I never thought I would ever say this but...
I miss Minneapolis.
Not that my home life is terrible. I have awesome parents. I have great friends. But I haven't been able to do evangelism like I used to, and to make matters worse, I can't just come and go as I please. I have to jump through hoops to get anywhere, and really it seems that the farthest I can walk away from the house is to the store to get an Icee.
Also, I've been slacking on my time with God and I've let my flesh take over more. I'm angry, depressed, and just downright frustrated with life right now. It's all too easy to see what I do not have (I know about those whose lives have been affected by tornados; please do not guilt trip me with this one. I have been praying for these people too).
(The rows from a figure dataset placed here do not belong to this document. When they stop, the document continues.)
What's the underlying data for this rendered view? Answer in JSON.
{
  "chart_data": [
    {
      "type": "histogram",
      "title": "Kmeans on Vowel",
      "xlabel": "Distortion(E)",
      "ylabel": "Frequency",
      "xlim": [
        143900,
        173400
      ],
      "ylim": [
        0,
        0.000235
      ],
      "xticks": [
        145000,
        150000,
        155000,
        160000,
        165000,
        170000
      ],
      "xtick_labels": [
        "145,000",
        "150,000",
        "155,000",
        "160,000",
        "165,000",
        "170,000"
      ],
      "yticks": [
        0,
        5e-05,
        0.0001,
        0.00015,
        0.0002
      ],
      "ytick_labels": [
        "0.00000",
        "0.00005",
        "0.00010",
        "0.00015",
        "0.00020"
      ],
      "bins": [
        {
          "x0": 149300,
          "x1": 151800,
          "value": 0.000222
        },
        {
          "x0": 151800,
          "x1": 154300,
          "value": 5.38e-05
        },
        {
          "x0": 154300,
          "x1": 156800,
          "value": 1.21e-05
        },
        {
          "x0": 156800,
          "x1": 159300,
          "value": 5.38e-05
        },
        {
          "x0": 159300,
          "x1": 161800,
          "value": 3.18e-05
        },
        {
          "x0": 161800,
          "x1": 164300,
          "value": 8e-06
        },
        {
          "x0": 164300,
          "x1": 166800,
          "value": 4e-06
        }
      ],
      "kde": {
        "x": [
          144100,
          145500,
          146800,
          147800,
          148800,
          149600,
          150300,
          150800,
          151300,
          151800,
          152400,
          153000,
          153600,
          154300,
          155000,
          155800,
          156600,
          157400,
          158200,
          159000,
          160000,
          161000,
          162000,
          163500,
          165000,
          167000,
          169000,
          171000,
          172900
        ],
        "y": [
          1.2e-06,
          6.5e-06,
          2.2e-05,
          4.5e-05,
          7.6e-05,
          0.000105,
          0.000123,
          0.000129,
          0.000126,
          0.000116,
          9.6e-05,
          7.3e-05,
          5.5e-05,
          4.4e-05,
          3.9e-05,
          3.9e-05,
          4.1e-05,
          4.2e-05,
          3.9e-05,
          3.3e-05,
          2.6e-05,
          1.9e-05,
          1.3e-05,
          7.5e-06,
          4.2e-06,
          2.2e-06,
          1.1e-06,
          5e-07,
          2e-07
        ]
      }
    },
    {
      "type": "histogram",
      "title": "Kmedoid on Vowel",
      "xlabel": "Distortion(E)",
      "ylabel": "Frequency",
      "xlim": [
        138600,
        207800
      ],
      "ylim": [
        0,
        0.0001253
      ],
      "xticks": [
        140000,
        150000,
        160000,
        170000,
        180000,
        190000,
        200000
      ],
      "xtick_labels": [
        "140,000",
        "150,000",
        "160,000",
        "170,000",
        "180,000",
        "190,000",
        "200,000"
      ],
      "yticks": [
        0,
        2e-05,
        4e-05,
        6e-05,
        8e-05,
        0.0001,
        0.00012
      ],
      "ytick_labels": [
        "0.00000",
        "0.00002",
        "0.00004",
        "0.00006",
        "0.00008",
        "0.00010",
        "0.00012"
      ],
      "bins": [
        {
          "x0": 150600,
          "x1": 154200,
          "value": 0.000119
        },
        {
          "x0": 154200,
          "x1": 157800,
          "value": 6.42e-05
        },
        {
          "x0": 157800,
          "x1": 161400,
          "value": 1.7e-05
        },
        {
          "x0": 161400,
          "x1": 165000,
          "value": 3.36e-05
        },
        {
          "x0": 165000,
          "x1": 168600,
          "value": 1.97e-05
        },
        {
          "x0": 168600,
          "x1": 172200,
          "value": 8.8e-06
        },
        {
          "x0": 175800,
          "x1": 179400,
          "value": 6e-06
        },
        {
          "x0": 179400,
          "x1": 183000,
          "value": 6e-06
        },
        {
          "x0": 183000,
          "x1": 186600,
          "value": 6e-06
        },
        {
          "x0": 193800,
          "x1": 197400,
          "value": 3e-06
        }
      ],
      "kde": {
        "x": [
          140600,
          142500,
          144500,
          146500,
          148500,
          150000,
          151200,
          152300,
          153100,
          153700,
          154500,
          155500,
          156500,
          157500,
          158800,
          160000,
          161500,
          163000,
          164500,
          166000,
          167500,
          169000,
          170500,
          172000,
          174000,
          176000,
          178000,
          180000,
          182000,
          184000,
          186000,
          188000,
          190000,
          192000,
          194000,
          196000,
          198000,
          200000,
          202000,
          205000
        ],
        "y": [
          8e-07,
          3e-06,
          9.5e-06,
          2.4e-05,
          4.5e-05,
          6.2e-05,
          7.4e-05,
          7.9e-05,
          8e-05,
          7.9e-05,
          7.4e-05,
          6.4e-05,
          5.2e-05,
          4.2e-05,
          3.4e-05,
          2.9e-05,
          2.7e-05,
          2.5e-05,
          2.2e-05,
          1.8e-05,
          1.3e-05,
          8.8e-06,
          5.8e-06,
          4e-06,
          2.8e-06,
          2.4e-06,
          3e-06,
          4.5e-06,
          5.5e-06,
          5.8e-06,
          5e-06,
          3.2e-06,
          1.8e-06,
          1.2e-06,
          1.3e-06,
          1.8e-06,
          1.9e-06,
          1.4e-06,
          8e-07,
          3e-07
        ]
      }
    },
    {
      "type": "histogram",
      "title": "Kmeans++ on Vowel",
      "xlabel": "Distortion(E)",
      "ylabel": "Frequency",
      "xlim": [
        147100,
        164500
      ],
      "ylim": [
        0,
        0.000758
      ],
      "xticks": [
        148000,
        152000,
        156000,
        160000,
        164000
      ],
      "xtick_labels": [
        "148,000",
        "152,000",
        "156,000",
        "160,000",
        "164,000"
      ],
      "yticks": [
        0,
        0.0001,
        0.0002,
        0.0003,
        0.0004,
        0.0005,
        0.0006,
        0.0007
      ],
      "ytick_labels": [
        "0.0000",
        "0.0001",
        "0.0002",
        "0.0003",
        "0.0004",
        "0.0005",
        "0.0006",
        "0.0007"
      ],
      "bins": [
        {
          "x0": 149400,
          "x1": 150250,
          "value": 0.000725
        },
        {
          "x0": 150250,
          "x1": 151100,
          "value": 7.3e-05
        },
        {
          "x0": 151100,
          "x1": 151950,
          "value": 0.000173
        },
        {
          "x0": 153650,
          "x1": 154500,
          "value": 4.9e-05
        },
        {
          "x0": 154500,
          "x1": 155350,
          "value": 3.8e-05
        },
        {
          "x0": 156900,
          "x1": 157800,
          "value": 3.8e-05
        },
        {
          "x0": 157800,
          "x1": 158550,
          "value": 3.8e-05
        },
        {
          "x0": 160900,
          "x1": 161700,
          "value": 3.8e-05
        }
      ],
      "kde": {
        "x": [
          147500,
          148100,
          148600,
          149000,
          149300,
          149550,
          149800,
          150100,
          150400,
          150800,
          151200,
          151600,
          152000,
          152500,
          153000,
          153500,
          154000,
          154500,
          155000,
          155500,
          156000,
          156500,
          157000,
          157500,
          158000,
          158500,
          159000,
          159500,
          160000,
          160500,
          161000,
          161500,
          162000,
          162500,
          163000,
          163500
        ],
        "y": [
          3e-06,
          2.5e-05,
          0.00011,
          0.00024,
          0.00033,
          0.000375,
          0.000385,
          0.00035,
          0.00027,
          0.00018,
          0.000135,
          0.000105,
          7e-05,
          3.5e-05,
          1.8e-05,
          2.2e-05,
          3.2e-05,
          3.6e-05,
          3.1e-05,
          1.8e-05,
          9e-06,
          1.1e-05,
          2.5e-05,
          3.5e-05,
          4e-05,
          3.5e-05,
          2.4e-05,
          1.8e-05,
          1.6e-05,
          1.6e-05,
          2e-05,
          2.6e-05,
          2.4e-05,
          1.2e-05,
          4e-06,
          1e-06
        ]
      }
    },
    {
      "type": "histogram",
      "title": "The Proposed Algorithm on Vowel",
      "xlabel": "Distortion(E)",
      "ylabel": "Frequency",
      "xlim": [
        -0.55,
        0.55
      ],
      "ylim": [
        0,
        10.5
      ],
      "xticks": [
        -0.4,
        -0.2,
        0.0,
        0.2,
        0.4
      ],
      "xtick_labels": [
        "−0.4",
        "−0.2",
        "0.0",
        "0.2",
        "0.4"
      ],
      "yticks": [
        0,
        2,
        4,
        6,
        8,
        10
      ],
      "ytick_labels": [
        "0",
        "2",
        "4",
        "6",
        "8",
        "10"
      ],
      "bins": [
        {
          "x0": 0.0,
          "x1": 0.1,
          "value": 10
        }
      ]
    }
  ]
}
And the gluten free diet? I hate it. I hate it more than anything. Seems like not matter how hard I try, I still manage to (oops, too late!)ingest gluten and get myself sick. I hate having to jump through hoops just to find something safe to eat because I can't just eat what I used to. I have to check every label, every ingredient. It's frustrating beyond all reason. Plus, the special food Mom and Dad have to buy me are also pretty expensive. That only makes me hate it more.
However, on a brighter (MUCH brighter) note, my brother is getting married this fall to his sweetheart, Sydney. Our family got to meet her and her mom over the weekend in Shreveport, and we hit it off right away. They're the sweetest people I've ever met. Sydney was just made for Stephen, I can tell; and I will FINALLY have a sister! :)
Well, that's my speil for today. Sorry for all the negativity; I have no excuse. If anything, I'll probably reread this when I'm in a better mood and be all like, "WHAT?? WHY DID I WRITE THAT?"